Book Synopsis When Plague Strikes by : James Cross Giblin
Download or read book When Plague Strikes written by James Cross Giblin and published by Harper Collins. This book was released on 1997-04-11 with total page 228 pages. Available in PDF, EPUB and Kindle. Book excerpt: Compassionate and arresting, this exploration of three major diseases that have changed the course of history—the bubonic plague, smallpox, and AIDS—chronicles their fearsome death toll, their lasting social, economic, and political implications, and how medical knowledge and treatments have advanced as a result of the crises they have occasioned. "A book that would serve well for reports, but it is also a fascinating read."—SLJ. Best Books of 1995 (SLJ) Notable Children's Trade Books in Social Studies 1996 (NCSS/CBC) 1995 Young Adult Editors’ Choices (BL) 1995 Top of the List Non Fiction (BL) 1996 Best Books for Young Adults (ALA) Notable Children’s Books of 1996 (ALA)
Download or read book Plague and Pox written by John Townsend and published by Badger Publishing.

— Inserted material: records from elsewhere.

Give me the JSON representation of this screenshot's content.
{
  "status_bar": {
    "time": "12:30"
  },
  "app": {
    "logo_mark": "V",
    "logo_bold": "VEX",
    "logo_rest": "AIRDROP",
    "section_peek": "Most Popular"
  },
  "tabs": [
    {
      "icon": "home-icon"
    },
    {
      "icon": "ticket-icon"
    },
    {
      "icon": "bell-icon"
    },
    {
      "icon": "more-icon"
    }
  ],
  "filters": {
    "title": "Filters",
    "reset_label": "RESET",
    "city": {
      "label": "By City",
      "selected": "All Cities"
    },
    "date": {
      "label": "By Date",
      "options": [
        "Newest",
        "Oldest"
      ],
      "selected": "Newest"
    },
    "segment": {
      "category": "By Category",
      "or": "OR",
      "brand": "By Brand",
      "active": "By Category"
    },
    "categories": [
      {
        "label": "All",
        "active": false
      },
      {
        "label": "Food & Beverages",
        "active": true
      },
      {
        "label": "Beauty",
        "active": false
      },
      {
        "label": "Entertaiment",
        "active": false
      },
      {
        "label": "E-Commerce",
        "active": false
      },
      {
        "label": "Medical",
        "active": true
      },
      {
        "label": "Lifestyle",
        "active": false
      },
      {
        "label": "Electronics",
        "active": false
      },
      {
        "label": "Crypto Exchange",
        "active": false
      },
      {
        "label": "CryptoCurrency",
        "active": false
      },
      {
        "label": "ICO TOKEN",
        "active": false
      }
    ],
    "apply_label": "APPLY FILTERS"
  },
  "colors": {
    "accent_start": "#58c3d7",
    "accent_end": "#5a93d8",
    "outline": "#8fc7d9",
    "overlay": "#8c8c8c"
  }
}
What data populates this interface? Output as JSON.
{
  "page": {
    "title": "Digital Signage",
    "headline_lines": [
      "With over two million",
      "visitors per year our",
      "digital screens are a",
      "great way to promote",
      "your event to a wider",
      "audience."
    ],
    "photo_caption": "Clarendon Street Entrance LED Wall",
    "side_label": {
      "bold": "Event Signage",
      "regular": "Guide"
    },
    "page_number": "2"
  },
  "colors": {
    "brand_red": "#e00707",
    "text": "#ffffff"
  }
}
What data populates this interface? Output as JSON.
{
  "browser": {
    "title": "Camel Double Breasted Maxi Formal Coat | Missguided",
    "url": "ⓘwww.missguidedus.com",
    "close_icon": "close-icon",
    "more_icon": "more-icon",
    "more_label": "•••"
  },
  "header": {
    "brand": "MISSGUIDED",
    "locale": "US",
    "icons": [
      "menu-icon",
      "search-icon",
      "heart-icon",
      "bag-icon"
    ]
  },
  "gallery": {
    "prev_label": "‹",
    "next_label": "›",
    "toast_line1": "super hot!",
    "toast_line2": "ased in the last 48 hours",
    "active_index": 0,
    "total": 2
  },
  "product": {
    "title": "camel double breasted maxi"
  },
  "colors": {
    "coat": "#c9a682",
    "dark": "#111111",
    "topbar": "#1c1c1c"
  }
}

This book was released on 2014-03-02 with total page 32 pages. Available in PDF, EPUB and Kindle. Book excerpt: History is full of scary diseases that spread fast and killed millions. Everyone dreaded 'the plague' and 'the pox'. So what were they really like? Could they ever return? Whether your reluctant readers want to know about famous historical events, comic heroes, deadly plagues and animals, the wonders of space or mountain exploration, there is something in this set to cater for them! With a reading age of 8-8.5, and full of features to make reading more inviting for reluctant or struggling readers, these books are perfect to ignite an interest for a new subject, whilst simultaneously developing a sense of achievement and progress in the act of reading.
Book Synopsis The History of the Small Pox by : James Carrick Moore
Download or read book The History of the Small Pox written by James Carrick Moore and published by . This book was released on 1815 with total page 338 pages. Available in PDF, EPUB and Kindle. Book excerpt: Moore follows the history of the disease from its first recorded appearance in Asia and Africa to Arabia and finally to Europe and America. he then provides a history of treatment, including three chapters on the discovery and reception of inoculation. Moore was an early advocate of vaccination, and this book is dedicated to Edward Jenner. In 1810 Moore was appointed director of the National Vaccine Establishment.
Download or read book Jenny Pox written by J. L. Bryan and published by JL Bryan. This book was released on 2010-07-24 with total page 389 pages. Available in PDF, EPUB and Kindle. Book excerpt: Jenny has a secret: her touch spreads a deadly supernatural plague. She devotes her life to avoiding contact with people, until her senior year of high school, when she meets the one boy she can touch, and she falls in love. But there's a problem--he's under the spell of his devious girlfriend Ashleigh, who secretly wields the most dangerous power of all. Now Jenny must learn to use the "Jenny pox" she's struggled to hide, or be destroyed by Ashleigh's ruthless plans.